La Cathédrale du diocèse d’Europe occidentale de l’Église orthodoxe russe à l’étranger sera consacrée le 14 (26) septembre 1866, en la fête de l’Exaltation de la Sainte Croix vivifiante. Vingt ans plus tôt, le fondateur du Parti radical suisse, James Fazi (1796 – 1878), conduisait des troupes de partisans contre les autorités et était proclamé chef du gouvernement provisoire de Genève. Ses travaux aboutiront notamment à l’approbation d’une nouvelle constitution en 1847. C’est ce document qui mettra fin à la domination du protestantisme et ouvrira la voie au pluralisme religieux.

La décision, prise en 1862/1863 par le Gouvernement genevois, d’offrir un terrain pour la construction d’une église orthodoxe dans le quartier des Tranchées découlera également de ces événements.

Il convient de noter que sur le site où l'église doit être construite se trouvait auparavant l'ancien monastère de Saint-Victor et que la fête de ce Saint tombe le 30 septembre, ce qui coïncide presque avec la fête paroissienne de la Cathédrale de l’Exaltation de la Sainte Croix. Le culte du martyr, transféré de Soleure à Genève, a été activement promu par la cour burgonde dès l'accession au trône du roi Sigismond en 501. Avec la redécouverte des reliques du Saint par l'évêque Hiconius, le roi franc Théodoric II dota dès 602 l'église Saint-Victor aux portes de Genève d'une grande propriété. Quatre siècles plus tard, vers l'an 1000, l'évêque Hugo de Genève redécouvre les reliques de Saint Victor : l'église Saint-Victor est alors élevée au rang de prieuré de l'abbaye bénédictine de Cluny. Les biens du monastère permettaient de nourrir 10 à 12 moines. Au XIVe siècle, cependant, des difficultés financières apparaissent et entraînent le déclin du monastère sous l'abbé François Bonivar (dont le récit de la vie a servi de base au poème de Byron « Le Prisonnier de Chillon »). Il devient otage des intérêts divergents de Genève, de la Savoie et de Berne. En 1531, l'exode physique de l'abbaye commence : le Conseil de la ville de Genève décide d'abord de démolir partiellement les bâtiments pour des raisons militaires (afin que les environs immédiats des murs de la ville ne puissent pas abriter d'intrus), et en 1534, l'abbaye sera entièrement rasée. Tout cela, combiné au processus de la Réforme, entraînera une perte d'intérêt pour Saint-Victor à Genève.

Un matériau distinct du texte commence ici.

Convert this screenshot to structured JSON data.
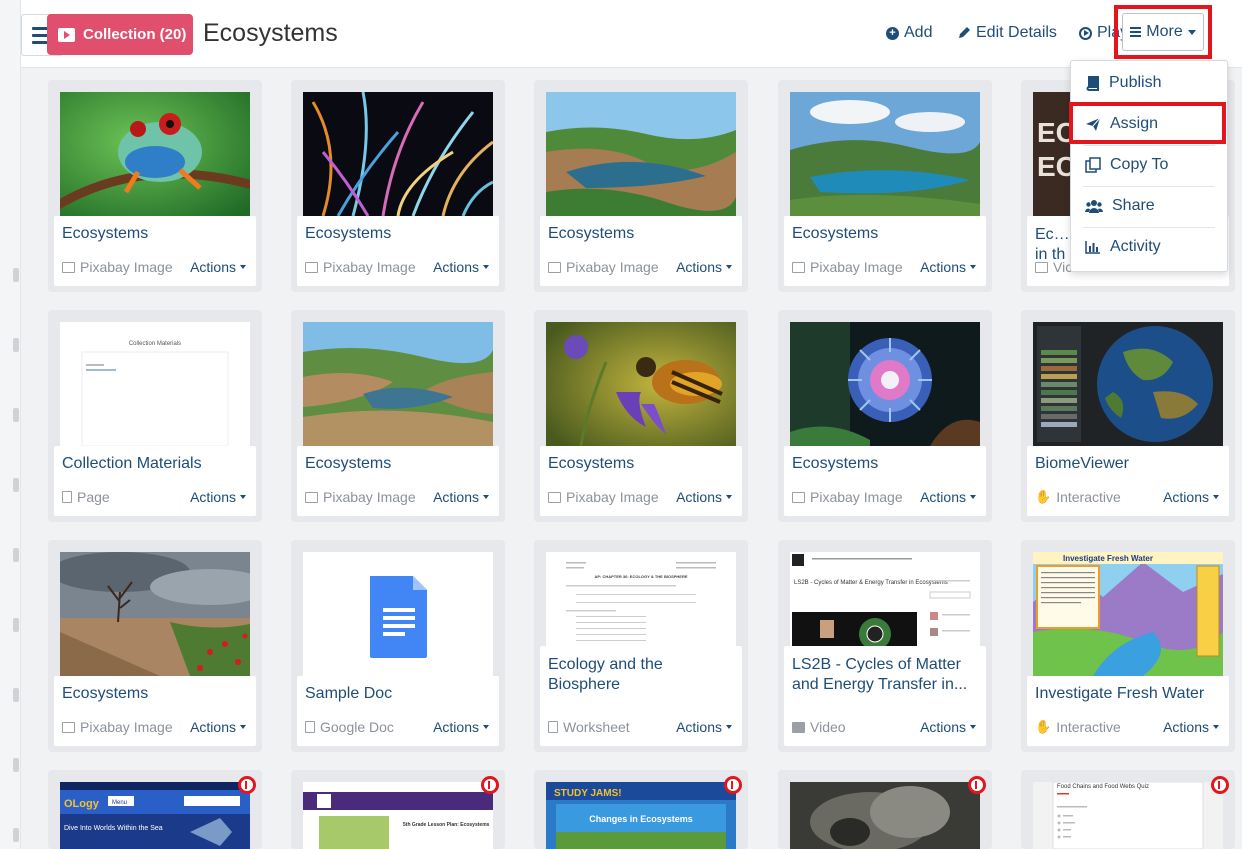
{
  "header": {
    "collection_label": "Collection (20)",
    "title": "Ecosystems",
    "add_label": "Add",
    "edit_label": "Edit Details",
    "play_label": "Play",
    "more_label": "More"
  },
  "more_menu": {
    "items": [
      {
        "label": "Publish",
        "icon": "book-icon"
      },
      {
        "label": "Assign",
        "icon": "paper-plane-icon"
      },
      {
        "label": "Copy To",
        "icon": "copy-icon"
      },
      {
        "label": "Share",
        "icon": "users-icon"
      },
      {
        "label": "Activity",
        "icon": "bar-chart-icon"
      }
    ]
  },
  "cards": [
    {
      "title": "Ecosystems",
      "type": "Pixabay Image",
      "actions": "Actions"
    },
    {
      "title": "Ecosystems",
      "type": "Pixabay Image",
      "actions": "Actions"
    },
    {
      "title": "Ecosystems",
      "type": "Pixabay Image",
      "actions": "Actions"
    },
    {
      "title": "Ecosystems",
      "type": "Pixabay Image",
      "actions": "Actions"
    },
    {
      "title": "Ecosy in th",
      "type": "Vic",
      "actions": ""
    },
    {
      "title": "Collection Materials",
      "type": "Page",
      "actions": "Actions"
    },
    {
      "title": "Ecosystems",
      "type": "Pixabay Image",
      "actions": "Actions"
    },
    {
      "title": "Ecosystems",
      "type": "Pixabay Image",
      "actions": "Actions"
    },
    {
      "title": "Ecosystems",
      "type": "Pixabay Image",
      "actions": "Actions"
    },
    {
      "title": "BiomeViewer",
      "type": "Interactive",
      "actions": "Actions"
    },
    {
      "title": "Ecosystems",
      "type": "Pixabay Image",
      "actions": "Actions"
    },
    {
      "title": "Sample Doc",
      "type": "Google Doc",
      "actions": "Actions"
    },
    {
      "title": "Ecology and the Biosphere",
      "type": "Worksheet",
      "actions": "Actions"
    },
    {
      "title": "LS2B - Cycles of Matter and Energy Transfer in...",
      "type": "Video",
      "actions": "Actions"
    },
    {
      "title": "Investigate Fresh Water",
      "type": "Interactive",
      "actions": "Actions"
    }
  ],
  "thumb_text": {
    "collection_materials": "Collection Materials",
    "worksheet_heading": "AP: CHAPTER 36: ECOLOGY & THE BIOSPHERE",
    "video_heading": "LS2B - Cycles of Matter & Energy Transfer in Ecosystems",
    "fresh_water_heading": "Investigate Fresh Water",
    "ology_brand": "OLogy",
    "ology_menu": "Menu",
    "ology_tagline": "Dive Into Worlds Within the Sea",
    "lesson_plan": "5th Grade Lesson Plan: Ecosystems",
    "studyjams_brand": "STUDY JAMS!",
    "studyjams_heading": "Changes in Ecosystems",
    "quiz_heading": "Food Chains and Food Webs Quiz"
  },
  "colors": {
    "accent_blue": "#1e4d78",
    "collection_pink": "#e04f6d",
    "highlight_red": "#e3161d"
  }
}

La figure de l’archiprêtre Afanassi Konstantinovitch Petrov (qui, selon la légende, a choisi le site de l’église) est largement considérée comme la clé du succès de la Cathédrale de l’Exaltation de la Sainte Croix. En effet, sa conviction dynamique et passionnée de la nécessité de construire l’église à Genève a été la force motrice de ce processus complexe. Mais le fait que le père Afanassi ait été – comme nous le dirions aujourd’hui – au cœur du travail en réseau, rassemblant les décideurs au niveau de la hiérarchie ecclésiastique, de la diplomatie, de la vie publique et des plus hautes sphères du gouvernement, n’a pas été moins important pour le succès de l’entreprise. Il convient de rappeler ici la théorie sociologique des “six poignées de main”. Dans le cas du père Afanassi, on peut dire qu’il a été séparé par une ou deux poignées de main de l’Impératrice Maria Alexandrovna, dont le soutien a été déterminant pour l’édification de l’église.

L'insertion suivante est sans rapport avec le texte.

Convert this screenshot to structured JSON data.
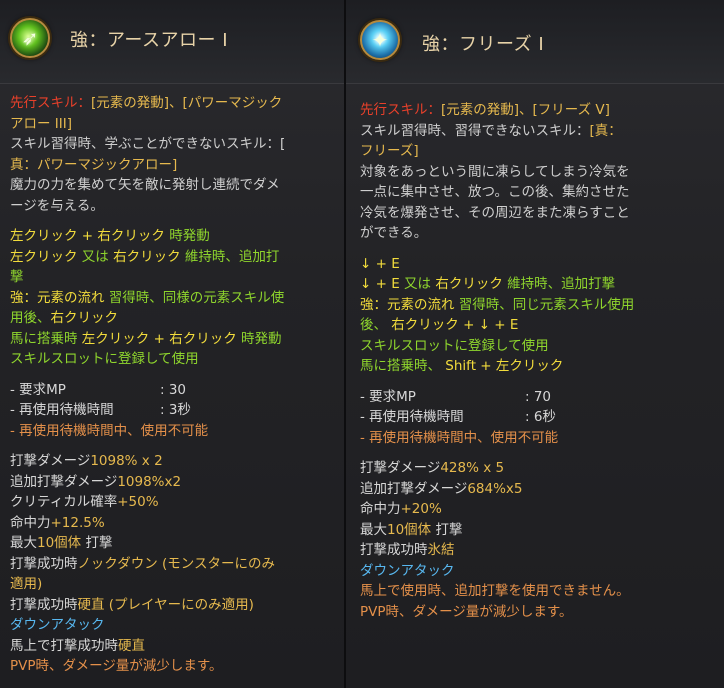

Dans ses lettres de 1858-1860, le prêtre passionné constate une hausse considérable du nombre d’enfants orthodoxes dans les établissements scolaires de Genève et de Vaud, et souligne l’attitude politiquement très favorable du Gouvernement genevois à l’égard de la construction d’une grande église orthodoxe, soit une liberté religieuse, ainsi que la volonté de donner un terrain pour l’accueillir.

L’un des proches collaborateurs du père Afanassi était l’envoyé extraordinaire et ministre plénipotentiaire auprès de l’État unitaire suisse, Alexandre Petrovitch Ozerov (1816 – 1900), qui faisait partie de l’entourage de l’Impératrice Maria Alexandrovna et qui, après la fin de sa carrière diplomatique, a occupé divers postes à la cour directement sous l’autorité de la tsarine jusqu’à sa mort.

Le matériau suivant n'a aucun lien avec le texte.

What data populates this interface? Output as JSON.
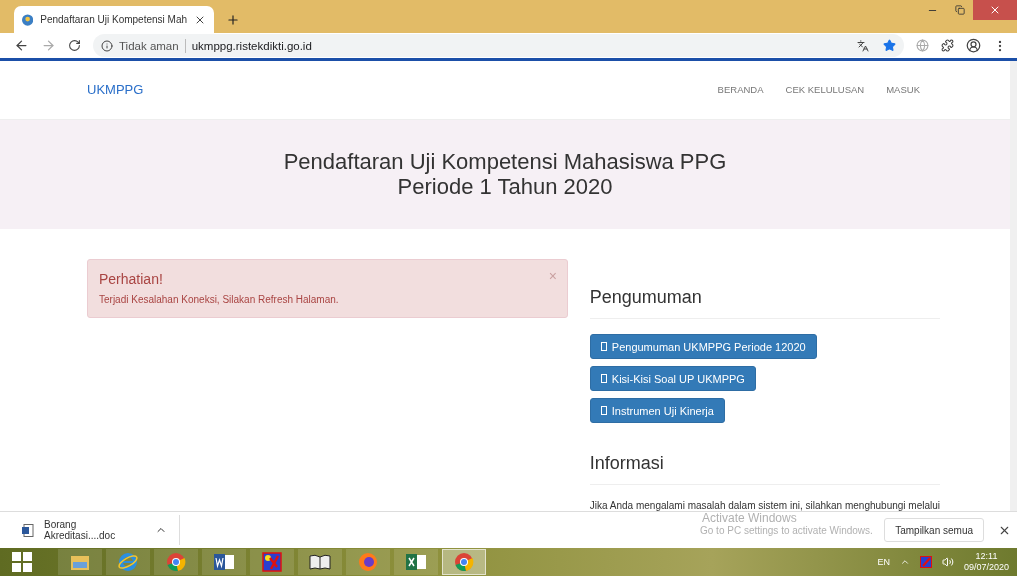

Dans ses dépêches à Saint-Pétersbourg, surtout en 1862, A.P. Ozerov soutient en fait l’initiative du père Afanassi, en décrivant de manière dramatique la situation de l’Église orthodoxe : le bail de la maison occupée par l’église arrivait à son terme ; une transformation majeure du bâtiment était nécessaire, entraînant une augmentation considérable des frais; des conditions inacceptables – maison exiguë et surpeuplée – et de plus, l’église faisait piètre figure par rapport à d’autres.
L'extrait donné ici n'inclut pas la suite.